Within minutes, the trail disappeared. Sure, there was a dirt path or two through the woods along the river but they were overgrown with prehistoric-looking trees and a web of tangled branches, and frequently ended in a cluster of boulders. The river seemed like the path of least resistance, so we waded in knee-deep water that became thigh deep in some parts and scaled slippery rocks on all fours, occasionally grabbing a hanging vine for balance.

The terrain was gorgeous, with its canyons and crevasses, but we treaded carefully. An hour became two, and then we heard it — a waterfall tumbling into an inviting, serene pool of water. We dived in.
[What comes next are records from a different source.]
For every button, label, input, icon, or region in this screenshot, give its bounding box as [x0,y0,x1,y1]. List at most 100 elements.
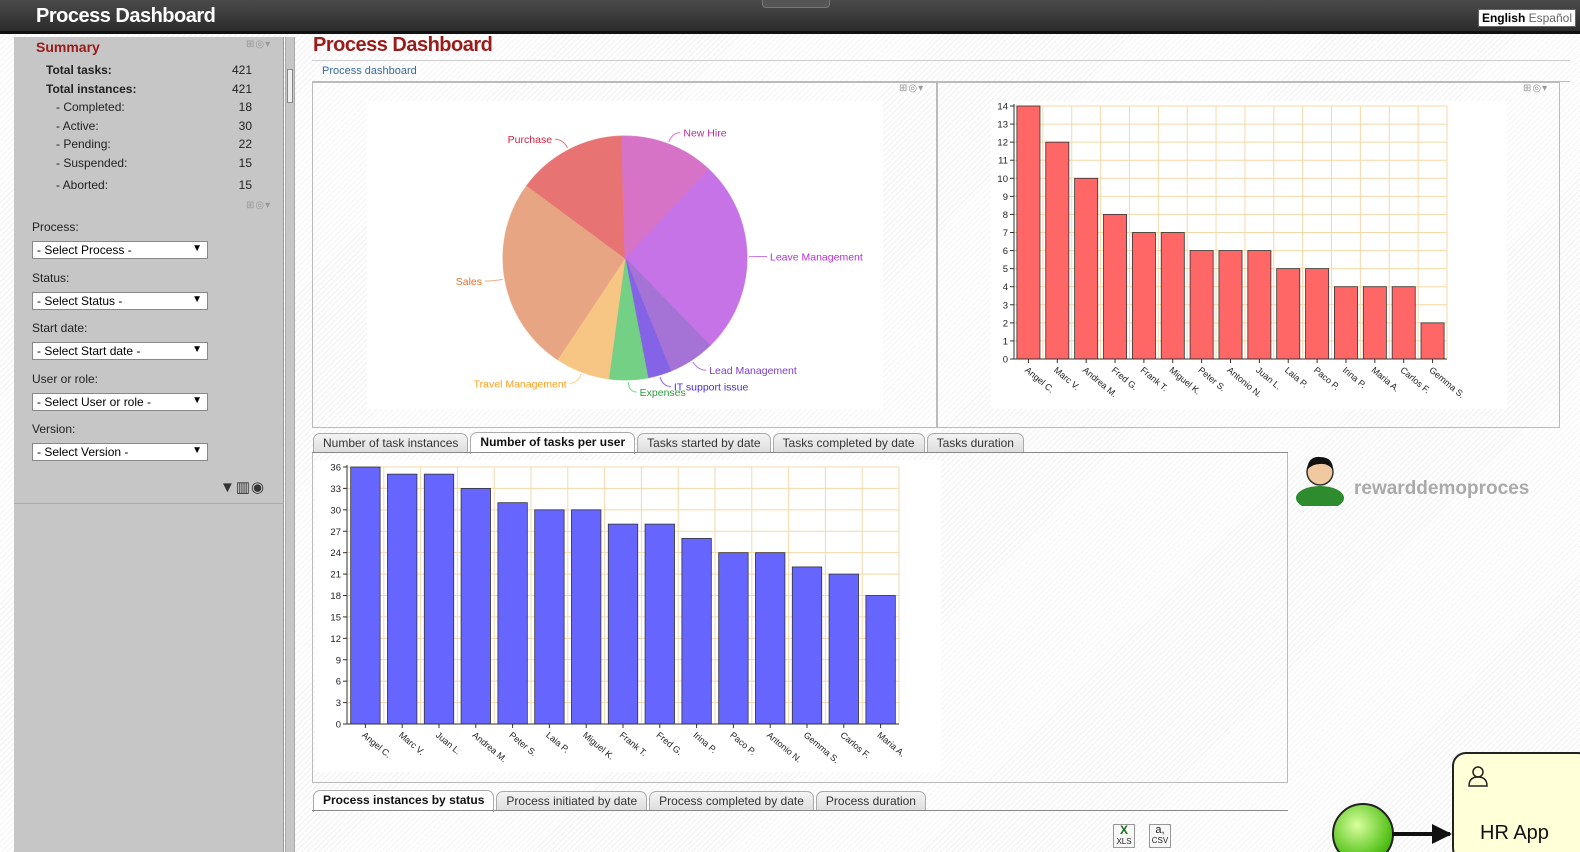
splitter-toggle[interactable] [287,69,293,103]
y-tick-label: 30 [330,505,341,516]
language-switcher: English Español [1477,9,1576,27]
x-tick-label: Carlos F. [839,730,873,760]
user-task[interactable]: HR App [1452,752,1580,852]
start-event[interactable] [1332,803,1394,852]
summary-row: - Pending: 22 [14,137,264,155]
x-tick-label: Angel C. [1023,365,1056,395]
tab-process-duration[interactable]: Process duration [815,791,926,811]
bar-gadget-controls[interactable]: ⊞◎▾ [1523,83,1548,94]
tab-tasks-duration[interactable]: Tasks duration [926,433,1024,453]
y-tick-label: 0 [1003,355,1008,366]
summary-title: Summary [36,39,100,55]
tab-process-instances-by-status[interactable]: Process instances by status [313,790,495,812]
bar[interactable] [607,523,639,725]
y-tick-label: 15 [330,612,341,623]
bar[interactable] [755,552,786,725]
bar[interactable] [571,509,602,725]
bar[interactable] [1218,250,1243,360]
filter-select[interactable]: - Select Status - ▼ [32,291,208,310]
filter-selected-value: - Select Start date - [37,344,141,359]
chevron-down-icon: ▼ [192,344,202,356]
pie-label: New Hire [683,128,726,140]
bar[interactable] [681,537,712,725]
y-tick-label: 14 [997,102,1008,113]
process-name: rewarddemoproces [1354,478,1530,499]
pie-leader-line [485,278,503,282]
y-tick-label: 1 [1003,336,1008,347]
x-tick-label: Paco P. [1312,365,1342,392]
summary-gadget-controls[interactable]: ⊞◎▾ [246,39,271,50]
bar[interactable] [1362,286,1387,360]
pie-gadget-controls[interactable]: ⊞◎▾ [899,83,924,94]
y-tick-label: 12 [330,634,341,645]
bar[interactable] [791,566,823,725]
bar[interactable] [644,523,675,725]
tab-process-completed-by-date[interactable]: Process completed by date [649,791,814,811]
tasks-bar-panel: ⊞◎▾ 0 1 2 3 4 5 6 7 8 9 10 11 12 13 14 Angel C. Marc V. A… [937,82,1560,428]
bar[interactable] [350,466,381,725]
breadcrumb: Process dashboard [312,60,1570,82]
page-title: Process Dashboard [313,34,493,56]
x-tick-label: Peter S. [507,730,538,759]
bar[interactable] [423,473,455,725]
filter-label: Status: [32,270,70,285]
x-tick-label: Irina P. [1341,365,1368,390]
language-english[interactable]: English [1482,11,1525,25]
bar[interactable] [1103,214,1127,360]
summary-row: - Active: 30 [14,119,264,137]
bar[interactable] [534,509,565,725]
bar[interactable] [1160,232,1185,360]
bar[interactable] [1045,141,1070,360]
filter-select[interactable]: - Select User or role - ▼ [32,392,208,411]
filter-gadget-controls[interactable]: ⊞◎▾ [246,200,271,211]
bar[interactable] [1334,286,1358,360]
filter-select[interactable]: - Select Process - ▼ [32,241,208,259]
bar[interactable] [1391,286,1416,360]
pie-leader-line [668,132,681,143]
csv-export-icon[interactable]: a, CSV [1149,824,1171,848]
bar[interactable] [460,488,491,725]
top-bar: Process Dashboard English Español [0,0,1580,34]
filter-label: Start date: [32,321,88,336]
bar[interactable] [1074,177,1099,360]
red-bar-chart-area: 0 1 2 3 4 5 6 7 8 9 10 11 12 13 14 Angel C. Marc V. Andre… [991,101,1507,409]
bar[interactable] [1131,232,1156,360]
tab-tasks-started-by-date[interactable]: Tasks started by date [637,433,771,453]
excel-export-icon[interactable]: X XLS [1113,824,1135,848]
tab-process-initiated-by-date[interactable]: Process initiated by date [496,791,648,811]
sidebar-divider [14,503,284,504]
y-tick-label: 36 [330,463,341,474]
pie-chart-area: Leave Management Lead Management IT suppor… [367,101,883,409]
y-tick-label: 11 [998,156,1008,167]
bar[interactable] [828,573,859,725]
language-spanish[interactable]: Español [1529,11,1572,25]
bar[interactable] [1420,322,1445,360]
sidebar-splitter[interactable] [285,37,295,852]
bar[interactable] [1276,268,1301,360]
bar[interactable] [497,502,528,725]
filter-select[interactable]: - Select Start date - ▼ [32,342,208,361]
collapse-handle[interactable] [762,0,830,8]
breadcrumb-link[interactable]: Process dashboard [322,65,417,77]
summary-label: - Suspended: [56,156,128,170]
funnel-icon[interactable]: ▼ [220,479,236,496]
y-tick-label: 9 [336,655,341,666]
bar[interactable] [1016,105,1041,360]
filter-tools: ▼▥◉ [220,478,265,496]
tab-number-of-tasks-per-user[interactable]: Number of tasks per user [470,432,636,454]
refresh-icon[interactable]: ◉ [251,479,265,496]
pie-leader-line [659,376,671,388]
tab-tasks-completed-by-date[interactable]: Tasks completed by date [772,433,925,453]
y-tick-label: 8 [1003,210,1008,221]
x-tick-label: Andrea M. [471,730,509,764]
trash-icon[interactable]: ▥ [236,479,251,496]
filter-label: User or role: [32,371,99,386]
filter-select[interactable]: - Select Version - ▼ [32,443,208,462]
bar[interactable] [1247,250,1272,360]
bar[interactable] [865,595,896,725]
bar[interactable] [387,473,418,725]
bar[interactable] [1189,250,1214,360]
bar[interactable] [1305,268,1330,360]
tab-number-of-task-instances[interactable]: Number of task instances [313,433,469,453]
bar[interactable] [718,552,749,725]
We did not arrive back at the restaurant until more than four hours after we had set off. After a meal of fish ceviche and cold beer, we walked back to the B&B, laid our sodden, dirt-covered shorts and tank tops out to dry, and set out on another trek — to the beach. After all, it was our last full day in Mexico and Playa Punta Negra was only a mile down the road.


If You Go

Where to stay
Casa de los Monos
Calle Gavilanes 10
Quaint four-room bed-and-breakfast, located in the jungle, one mile from the beach and a short walk to river hike. One of just two housing options in town; $80 per night.
Where to eat
The village of El Nogalito is so small, with its two restaurants closing by 5 p.m., that we found it best to make the 10-minute drive to Puerto Vallarta’s Zona Romantica for dinner.
Joe Jack’s Fish Shack
Basilio Badillo 212
Octopus and shrimp ceviche to die for. Start with Hawaiian tuna poke and house mojito. Finish with fish tacos and cold Indio beer. Entrees about $11.
Fredy’s Tucan Restaurant & Bar
Basilio Badillo 245
A popular breakfast spot serving American and Mexican breakfasts. Go Mexican with the chilaquiles with fried egg. The banana pastries taste like moist coffee cake with banana slices buried within. Perfectly accompanied by licuados, a smoothie with fresh pineapple, banana, melon, orange juice, and honey. Entrees about $6.
What to do
El Eden Eco Park in Mismaloya
Zip lining above the jungle canopy that served as the set of Arnold Schwarzenegger’s “Predator’’ movie. Be prepared to climb hundreds of steps up the hillside. $81 per adult.